Fancy salts like you listed remind me that salt and salary share a Latin root. Whereas Roman soldiers may have been paid with salt, now you need your whole salary to buy fancy salt.
Hmmm, I think both are correct.
It would be appropriate to say NaHCO3 is a metal carbonate and is the sodium salt of the bicarbonate anion.
To add to what @wazroth said. It’s also coarse enough to easily pinch and sprinkle by hand, which is a better way to evenly distribute salt when cooking (though not baking). It’s like wise less dense per volume. So there’s less chance of over salting when doing that, or seasoning a dish in multiple steps as is fashionable (or necessary).
In the US it’s less “salt fad” than a long standing restaurant practice that was popularized by a few food personalities. I think early on Wolfgang Puck, Alton Brown made a big impact on it. Julia Child very specifically didn’t give a shit.
Lack of iodine and anti-caking agents primarily comes into for things like pickling. Where the additives can make shit cloudy or jack up the chemistry.
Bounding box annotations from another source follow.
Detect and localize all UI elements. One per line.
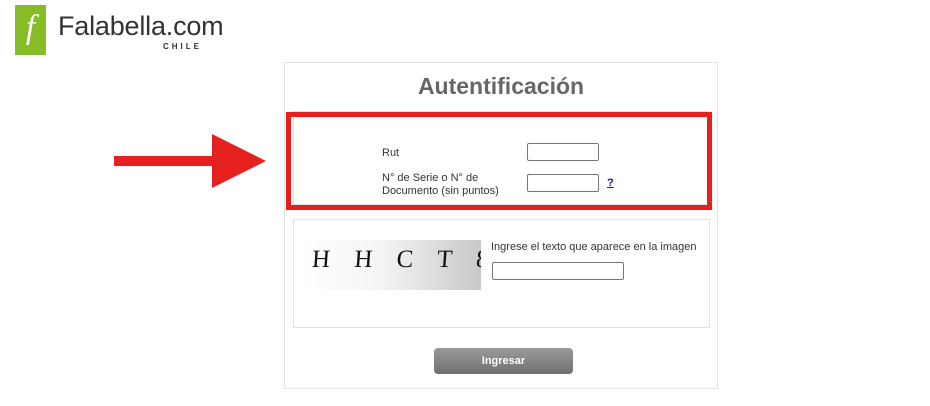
falabella-f-icon: f [15, 5, 46, 55]
captcha-image-text: H H C T 8 [311, 246, 481, 273]
brand-name: Falabella.com [58, 11, 224, 41]
ingresar-button[interactable]: Ingresar [434, 348, 573, 374]
red-arrow-annotation [114, 134, 266, 188]
brand-country: CHILE [163, 42, 202, 51]
red-highlight-annotation [286, 112, 712, 210]
captcha-input[interactable] [492, 262, 624, 280]
page-title: Autentificación [417, 73, 585, 99]
captcha-image: H H C T 8 [304, 240, 481, 290]
captcha-section: H H C T 8 Ingrese el texto que aparece e… [293, 219, 710, 328]
captcha-prompt: Ingrese el texto que aparece en la image… [491, 241, 697, 253]
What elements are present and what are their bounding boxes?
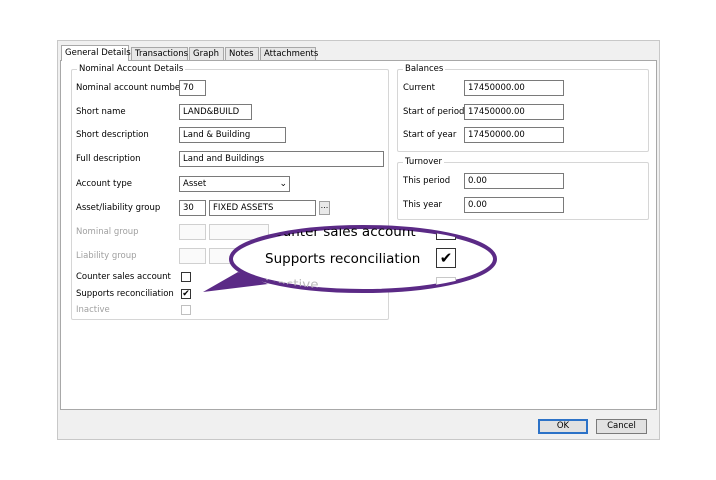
short-description-label: Short description [76,130,149,140]
this-period-field[interactable]: 0.00 [464,173,564,189]
this-period-label: This period [403,176,451,186]
supports-reconciliation-label: Supports reconciliation [76,289,174,299]
full-description-field[interactable]: Land and Buildings [179,151,384,167]
counter-sales-label: Counter sales account [76,272,171,282]
account-type-value: Asset [183,179,207,189]
ok-button[interactable]: OK [538,419,588,434]
checkmark-icon: ✔ [182,289,190,299]
liability-group-label: Liability group [76,251,137,261]
current-label: Current [403,83,435,93]
this-year-label: This year [403,200,443,210]
start-of-year-label: Start of year [403,130,457,140]
full-description-label: Full description [76,154,141,164]
tab-attachments[interactable]: Attachments [260,47,318,60]
tab-notes[interactable]: Notes [225,47,259,60]
liability-group-name-field [209,248,239,264]
account-type-label: Account type [76,179,133,189]
chevron-down-icon[interactable]: ⌄ [279,177,287,191]
account-number-label: Nominal account number [76,83,184,93]
short-name-field[interactable]: LAND&BUILD [179,104,252,120]
account-type-select[interactable]: Asset ⌄ [179,176,290,192]
nominal-group-code-field [179,224,206,240]
nominal-account-dialog: General Details Transactions Graph Notes… [57,40,660,440]
tab-graph[interactable]: Graph [189,47,224,60]
counter-sales-checkbox[interactable] [181,272,191,282]
liability-group-code-field [179,248,206,264]
nominal-details-legend: Nominal Account Details [77,63,186,75]
start-of-period-field[interactable]: 17450000.00 [464,104,564,120]
this-year-field[interactable]: 0.00 [464,197,564,213]
turnover-legend: Turnover [403,156,444,168]
inactive-checkbox [181,305,191,315]
supports-reconciliation-checkbox[interactable]: ✔ [181,289,191,299]
short-name-label: Short name [76,107,126,117]
asset-liability-group-label: Asset/liability group [76,203,161,213]
tab-transactions[interactable]: Transactions [131,47,188,60]
tab-general-details[interactable]: General Details [61,45,131,61]
current-field[interactable]: 17450000.00 [464,80,564,96]
nominal-group-label: Nominal group [76,227,139,237]
balances-legend: Balances [403,63,446,75]
asset-liability-group-name-field: FIXED ASSETS [209,200,316,216]
asset-liability-group-code-field[interactable]: 30 [179,200,206,216]
cancel-button[interactable]: Cancel [596,419,647,434]
account-number-field[interactable]: 70 [179,80,206,96]
start-of-year-field[interactable]: 17450000.00 [464,127,564,143]
lookup-button[interactable]: ... [319,201,330,215]
nominal-group-name-field [209,224,269,240]
inactive-label: Inactive [76,305,110,315]
start-of-period-label: Start of period [403,107,465,117]
short-description-field[interactable]: Land & Building [179,127,286,143]
general-details-page: Nominal Account Details Nominal account … [60,60,657,410]
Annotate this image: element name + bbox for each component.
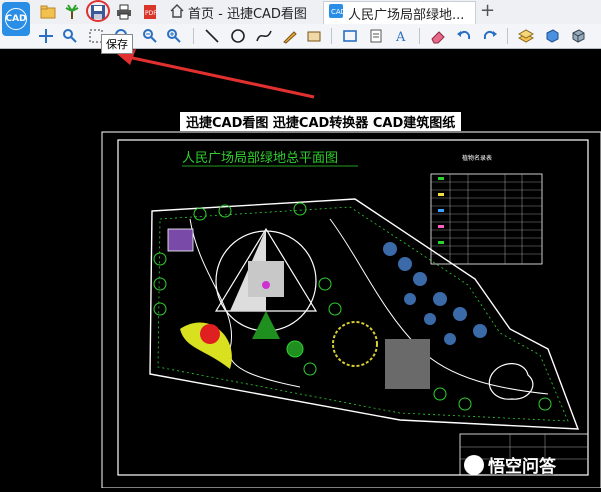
tree-circle <box>286 340 304 358</box>
watermark-icon <box>464 454 484 475</box>
cube-icon[interactable] <box>542 26 562 46</box>
view3d-icon[interactable] <box>568 26 588 46</box>
rect-icon[interactable] <box>340 26 360 46</box>
sheet-outer-frame <box>101 131 601 489</box>
svg-text:PDF: PDF <box>145 10 157 17</box>
purple-pavilion <box>167 228 194 252</box>
spline-icon[interactable] <box>254 26 274 46</box>
home-icon <box>170 3 184 22</box>
plan-title: 人民广场局部绿地总平面图 <box>182 151 338 166</box>
print-icon[interactable] <box>114 2 134 22</box>
plant-icon[interactable] <box>62 2 82 22</box>
watermark: 悟空问答 <box>464 452 556 477</box>
drawing-canvas[interactable]: 人民广场局部绿地总平面图 植物名录表 迅捷CAD看图 迅捷CAD转换器 CAD建… <box>0 49 601 489</box>
save-highlight-circle <box>86 0 110 22</box>
line-icon[interactable] <box>202 26 222 46</box>
zoom-in-icon[interactable] <box>140 26 160 46</box>
layer-icon[interactable] <box>366 26 386 46</box>
zoom-window-icon[interactable] <box>60 26 80 46</box>
open-icon[interactable] <box>38 2 58 22</box>
tab-home[interactable]: 首页 - 迅捷CAD看图 <box>166 1 318 24</box>
toolbar-separator <box>193 28 194 44</box>
eraser-icon[interactable] <box>428 26 448 46</box>
tab-drawing-label: 人民广场局部绿地... <box>348 7 465 23</box>
plant-legend-table: 植物名录表 <box>430 154 543 265</box>
toolbar-separator <box>507 28 508 44</box>
app-logo[interactable]: CAD <box>2 2 30 36</box>
pan-icon[interactable] <box>36 26 56 46</box>
text-icon[interactable]: A <box>392 26 412 46</box>
redo-icon[interactable] <box>480 26 500 46</box>
site-hedge <box>157 206 569 422</box>
svg-text:A: A <box>395 30 406 44</box>
blue-tree-group <box>383 242 487 345</box>
circle-icon[interactable] <box>228 26 248 46</box>
round-flowerbed <box>332 321 378 367</box>
site-boundary <box>149 198 580 430</box>
red-flowerbed <box>200 324 220 344</box>
tab-drawing[interactable]: CAD 人民广场局部绿地... <box>323 1 476 24</box>
central-plaza <box>214 227 318 339</box>
new-tab-button[interactable]: + <box>480 0 495 21</box>
sheet-inner-frame <box>117 139 589 476</box>
toolbar: A <box>0 24 601 49</box>
toolbar-separator <box>419 28 420 44</box>
pdf-icon[interactable]: PDF <box>140 2 160 22</box>
text-edit-icon[interactable] <box>304 26 324 46</box>
green-tree-group <box>153 202 552 411</box>
undo-icon[interactable] <box>454 26 474 46</box>
svg-text:CAD: CAD <box>331 8 344 16</box>
app-logo-text: CAD <box>5 8 27 30</box>
toolbar-separator <box>331 28 332 44</box>
layers-icon[interactable] <box>516 26 536 46</box>
save-tooltip: 保存 <box>101 34 133 54</box>
gravel-area <box>385 339 430 389</box>
annotation-arrow <box>116 49 315 99</box>
drawing-file-icon: CAD <box>328 3 346 23</box>
garden-path <box>329 218 549 395</box>
zoom-out-icon[interactable] <box>164 26 184 46</box>
drawing-heading: 迅捷CAD看图 迅捷CAD转换器 CAD建筑图纸 <box>180 112 462 131</box>
legend-title: 植物名录表 <box>462 154 492 162</box>
tab-home-label: 首页 - 迅捷CAD看图 <box>188 7 307 22</box>
pond <box>488 363 534 400</box>
pen-icon[interactable] <box>280 26 300 46</box>
watermark-text: 悟空问答 <box>488 457 556 477</box>
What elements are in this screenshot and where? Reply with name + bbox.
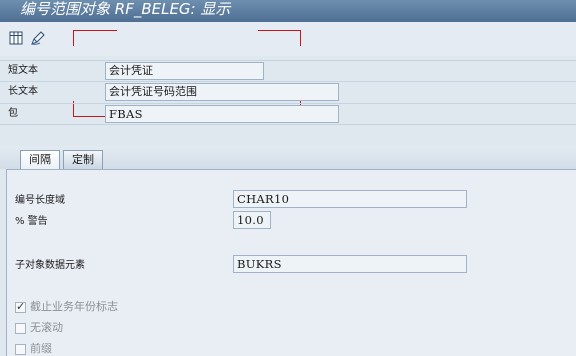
long-text-field[interactable]: 会计凭证号码范围 — [105, 83, 339, 101]
edit-pen-icon[interactable] — [30, 30, 46, 46]
warning-percent-field[interactable]: 10.0 — [233, 211, 271, 229]
subobject-data-element-label: 子对象数据元素 — [15, 260, 85, 271]
separator — [0, 81, 576, 82]
window-title-bar: 编号范围对象 RF_BELEG: 显示 — [0, 0, 576, 22]
prefix-checkbox[interactable] — [15, 344, 26, 355]
separator — [0, 60, 576, 61]
table-icon[interactable] — [9, 31, 23, 45]
package-field[interactable]: FBAS — [105, 105, 339, 123]
annotation-bracket-top-left — [73, 30, 117, 46]
annotation-bracket-top-right — [258, 30, 301, 46]
prefix-label: 前缀 — [30, 342, 52, 355]
long-text-label: 长文本 — [8, 86, 38, 97]
tab-customizing[interactable]: 定制 — [63, 150, 103, 169]
no-rolling-label: 无滚动 — [30, 321, 63, 334]
warning-percent-label: % 警告 — [15, 216, 48, 227]
subobject-data-element-field[interactable]: BUKRS — [233, 255, 467, 273]
window-title: 编号范围对象 RF_BELEG: 显示 — [20, 0, 231, 18]
fiscal-year-flag-label: 截止业务年份标志 — [30, 300, 118, 313]
separator — [0, 103, 576, 104]
no-rolling-checkbox[interactable] — [15, 323, 26, 334]
tab-intervals[interactable]: 间隔 — [20, 150, 60, 170]
tab-strip: 间隔 定制 — [0, 146, 576, 170]
short-text-label: 短文本 — [8, 65, 38, 76]
fiscal-year-flag-checkbox[interactable] — [15, 300, 26, 313]
short-text-field[interactable]: 会计凭证 — [105, 62, 264, 80]
number-length-domain-label: 编号长度域 — [15, 195, 65, 206]
separator — [0, 124, 576, 125]
package-label: 包 — [8, 108, 18, 119]
number-length-domain-field[interactable]: CHAR10 — [233, 190, 467, 208]
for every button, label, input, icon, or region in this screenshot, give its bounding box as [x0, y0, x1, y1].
Ah, that answers a question which popped up after receiving the answers here. Iodine deficiency is still considered an issue in many areas where I lived, and when I don’t use sea salt, I usually choose salt with added iodine, especially for cooking staples. I definitely can not taste any difference there, and haven’t noticed any difference even when digested the same brand with and without additives, as @anon87143080 and @wazroth suggested.
Yeah it’s kind of impossible to tell. Some of the anti-caking agents can be funky, but I’ve only noticed that in like dollar store salt.
It’s more that the iodine makes pickles cloudy and mushy, and it can fuck up the color of canned goods. There’s also concerns that it could mess with the salt concentration with preserved foods, so you’re making like sausage or canning stuff there’s a slim safety concern.
There’s generally no issue with using iodized salt for general cooking, or especially as table salt. It’s just that coarse salts tend not to come iodized, and course salts are better for cooking.
I try to use iodized table salt once in a while or for table salt, cause I don’t consume a ton of dairy. And that’s apparently the big one in US diets these days. I do eat plenty of fish though.